Perché i focolarini non votano

Il “patto etico-politico” può essere attuato da un gruppo di cittadini attivi con uno o più candidati e può svilupparsi anche al di fuori di un'appartenenza partitica. L'intuizione di Tommaso Sorgi

«Quando arrivava il tempo delle elezioni, evitavo accuratamente di partecipare ad incontri della comunità dei Focolari, tantopiù se pubblici. Non volevo in alcun modo coinvolgere la realtà ecclesiale alla quale appartenevo, in una scelta politica particolare, che può non essere condivisa da altre persone della comunità. La scelta dell’orientamento politico deve sempre essere personale, responsabile, laica, fatta in coscienza e non per obbedienza».
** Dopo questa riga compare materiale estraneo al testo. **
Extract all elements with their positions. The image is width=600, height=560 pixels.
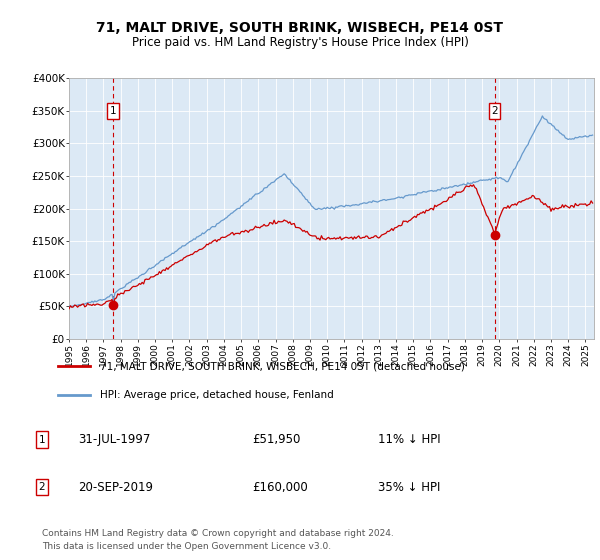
Text: 1: 1 xyxy=(38,435,46,445)
Text: £160,000: £160,000 xyxy=(252,480,308,494)
Text: 35% ↓ HPI: 35% ↓ HPI xyxy=(378,480,440,494)
Text: 2: 2 xyxy=(38,482,46,492)
Text: 71, MALT DRIVE, SOUTH BRINK, WISBECH, PE14 0ST (detached house): 71, MALT DRIVE, SOUTH BRINK, WISBECH, PE… xyxy=(100,361,465,371)
Text: 31-JUL-1997: 31-JUL-1997 xyxy=(78,433,151,446)
Text: 11% ↓ HPI: 11% ↓ HPI xyxy=(378,433,440,446)
Text: 20-SEP-2019: 20-SEP-2019 xyxy=(78,480,153,494)
Text: HPI: Average price, detached house, Fenland: HPI: Average price, detached house, Fenl… xyxy=(100,390,334,400)
Text: Contains HM Land Registry data © Crown copyright and database right 2024.
This d: Contains HM Land Registry data © Crown c… xyxy=(42,529,394,550)
Text: £51,950: £51,950 xyxy=(252,433,301,446)
Text: 1: 1 xyxy=(110,106,117,116)
Text: Price paid vs. HM Land Registry's House Price Index (HPI): Price paid vs. HM Land Registry's House … xyxy=(131,36,469,49)
Text: 2: 2 xyxy=(491,106,498,116)
Text: 71, MALT DRIVE, SOUTH BRINK, WISBECH, PE14 0ST: 71, MALT DRIVE, SOUTH BRINK, WISBECH, PE… xyxy=(97,21,503,35)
Sono parole che Tommaso Sorgi mi disse tanti anni fa, quando aveva lasciato da tempo l’attività politica che lo aveva portato alla Camera dei Deputati per tre legislature. Ho messo tra virgolette le parole di Tommaso, perché tante volte siamo entrati in questo argomento e posso dire di conoscere bene il suo pensiero su questo punto.

Alla luce delle sue esperienze e di quelle di altri politici appartenenti ai Focolari, Tommaso propose, infatti, l’idea del “patto etico-politico” che può essere attuato da un gruppo di cittadini attivi con uno o più candidati e può svilupparsi anche al di fuori di un’appartenenza partitica. I cittadini collaborano al programma del candidato, lo accompagnano nel corso del suo mandato sostenendolo e, anche, se è il caso, criticandolo. L’eletto rende conto di ciò che fa, si impegna a informare, a spiegare, ad ascoltare.
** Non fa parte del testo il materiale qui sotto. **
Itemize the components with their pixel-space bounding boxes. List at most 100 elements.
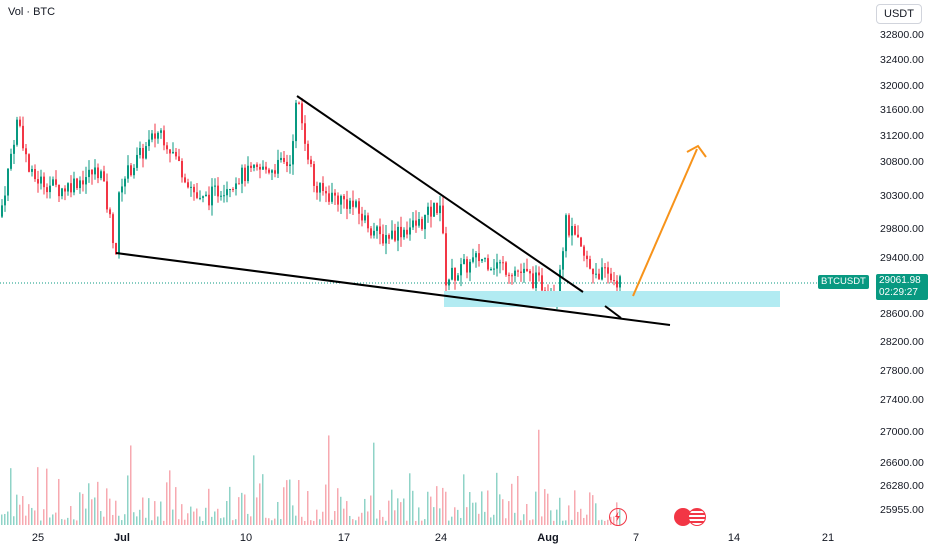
flag-event-icon[interactable]	[688, 508, 706, 526]
volume-bar	[442, 487, 444, 525]
candle-body	[565, 215, 567, 252]
volume-bar	[79, 492, 81, 525]
candle-body	[607, 267, 609, 274]
candle-body	[337, 195, 339, 205]
volume-bar	[367, 511, 369, 525]
volume-bar	[481, 491, 483, 525]
price-tick-label: 32400.00	[880, 54, 924, 66]
volume-bar	[349, 515, 351, 525]
candle-body	[481, 259, 483, 262]
volume-bar	[7, 511, 9, 525]
volume-bar	[136, 516, 138, 525]
volume-bar	[469, 492, 471, 525]
volume-bar	[256, 497, 258, 525]
volume-bar	[235, 519, 237, 525]
date-tick-label: Jul	[114, 532, 130, 544]
candle-body	[385, 235, 387, 244]
candle-body	[136, 154, 138, 168]
candle-body	[349, 200, 351, 209]
candle-body	[85, 177, 87, 185]
volume-bar	[505, 518, 507, 525]
date-tick-label: 24	[434, 532, 448, 544]
volume-bar	[568, 505, 570, 525]
candle-body	[508, 274, 510, 276]
volume-bar	[532, 519, 534, 525]
volume-bar	[43, 509, 45, 525]
candle-body	[148, 139, 150, 147]
volume-bar	[394, 510, 396, 525]
candle-body	[223, 195, 225, 197]
volume-bar	[268, 518, 270, 525]
candle-body	[346, 199, 348, 209]
volume-bar	[415, 520, 417, 525]
volume-bar	[475, 502, 477, 525]
volume-bar	[598, 520, 600, 525]
price-tick-label: 32800.00	[880, 29, 924, 41]
volume-bar	[388, 500, 390, 525]
candle-body	[592, 268, 594, 275]
candle-body	[154, 133, 156, 139]
candle-body	[505, 262, 507, 275]
candle-body	[259, 166, 261, 170]
candle-body	[328, 193, 330, 202]
candle-body	[94, 167, 96, 175]
price-tick-label: 31600.00	[880, 104, 924, 116]
candle-body	[604, 267, 606, 269]
candle-body	[403, 229, 405, 238]
volume-bar	[541, 516, 543, 525]
candle-body	[178, 156, 180, 162]
volume-bar	[160, 501, 162, 525]
volume-bar	[10, 468, 12, 525]
volume-bar	[280, 519, 282, 525]
volume-bar	[220, 518, 222, 525]
candle-body	[130, 165, 132, 176]
candle-body	[283, 157, 285, 162]
candle-body	[40, 176, 42, 184]
candle-body	[193, 186, 195, 193]
candle-body	[271, 170, 273, 173]
volume-bar	[331, 519, 333, 525]
candle-body	[316, 185, 318, 193]
volume-bars	[1, 429, 621, 525]
earnings-event-icon[interactable]	[674, 508, 692, 526]
candle-body	[295, 102, 297, 142]
candle-body	[1, 205, 3, 217]
volume-bar	[304, 520, 306, 525]
candle-body	[133, 167, 135, 176]
candle-body	[310, 159, 312, 165]
date-tick-label: 7	[632, 532, 640, 544]
candle-body	[355, 201, 357, 207]
candle-body	[121, 186, 123, 193]
candle-body	[112, 214, 114, 244]
volume-bar	[397, 498, 399, 525]
volume-bar	[391, 489, 393, 525]
price-tick-label: 27400.00	[880, 394, 924, 406]
candle-body	[70, 183, 72, 193]
volume-bar	[250, 516, 252, 525]
volume-bar	[166, 482, 168, 525]
volume-bar	[73, 519, 75, 525]
volume-bar	[172, 509, 174, 525]
candle-body	[238, 183, 240, 185]
volume-bar	[352, 519, 354, 525]
candle-body	[589, 259, 591, 269]
candle-body	[541, 275, 543, 291]
candle-body	[127, 165, 129, 179]
lightning-event-icon[interactable]	[609, 508, 627, 526]
candle-body	[247, 165, 249, 182]
volume-bar	[301, 516, 303, 525]
candle-body	[457, 275, 459, 281]
volume-bar	[580, 508, 582, 525]
volume-bar	[520, 520, 522, 525]
candle-body	[16, 119, 18, 145]
volume-bar	[106, 488, 108, 525]
candle-body	[58, 184, 60, 197]
candle-body	[442, 205, 444, 234]
volume-bar	[223, 517, 225, 525]
price-tick-label: 25955.00	[880, 504, 924, 516]
currency-button[interactable]: USDT	[876, 4, 922, 24]
volume-bar	[277, 501, 279, 525]
volume-bar	[184, 519, 186, 525]
volume-bar	[151, 520, 153, 525]
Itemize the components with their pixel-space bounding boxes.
I soggetti che stipulato il patto non sono fedeli di qualsivoglia religione, ma cittadini. Certamente la fede suggerisce a ciascuno di loro i principi e i valori più elevati, ma le scelte sui mezzi concreti con i quali attuarli – e che devono essere in ogni caso buoni – aprono a diverse possibilità politiche. Queste differenze, se vissute bene, sono un vantaggio, perché moltiplicano le strategie di sopravvivenza a disposizione di una comunità.

Il contenuto del patto non è uno scambio interessato di favori, ma la ricerca del bene comune realizzabile. Il “patto” infatti è caratterizzato da una virtù che secondo Tommaso Sorgi ha uno spazio anche in politica: la castità, che implica trasparenza e distacco dall’interesse personale nella sfera pubblica.

La sua forma è il dialogo attuato col linguaggio laico della politica e con impegno critico e costruttivo.

Ecco perché nessun focolarino o focolarina, vota, né si candida: se lo fanno, lo fanno da cittadini.

P.S.1. Aristotele, che era stato il precettore di Alessandro Magno e dunque non si può definire un ingenuo, sosteneva che per essere cittadini ci vuole virtù, perché il bene comune è molto esigente.

P.S.2. Se Tommaso Sorgi, con queste idee, è entrato in Parlamento tre volte, vuol dire che funzionano, purché ci sia la statura.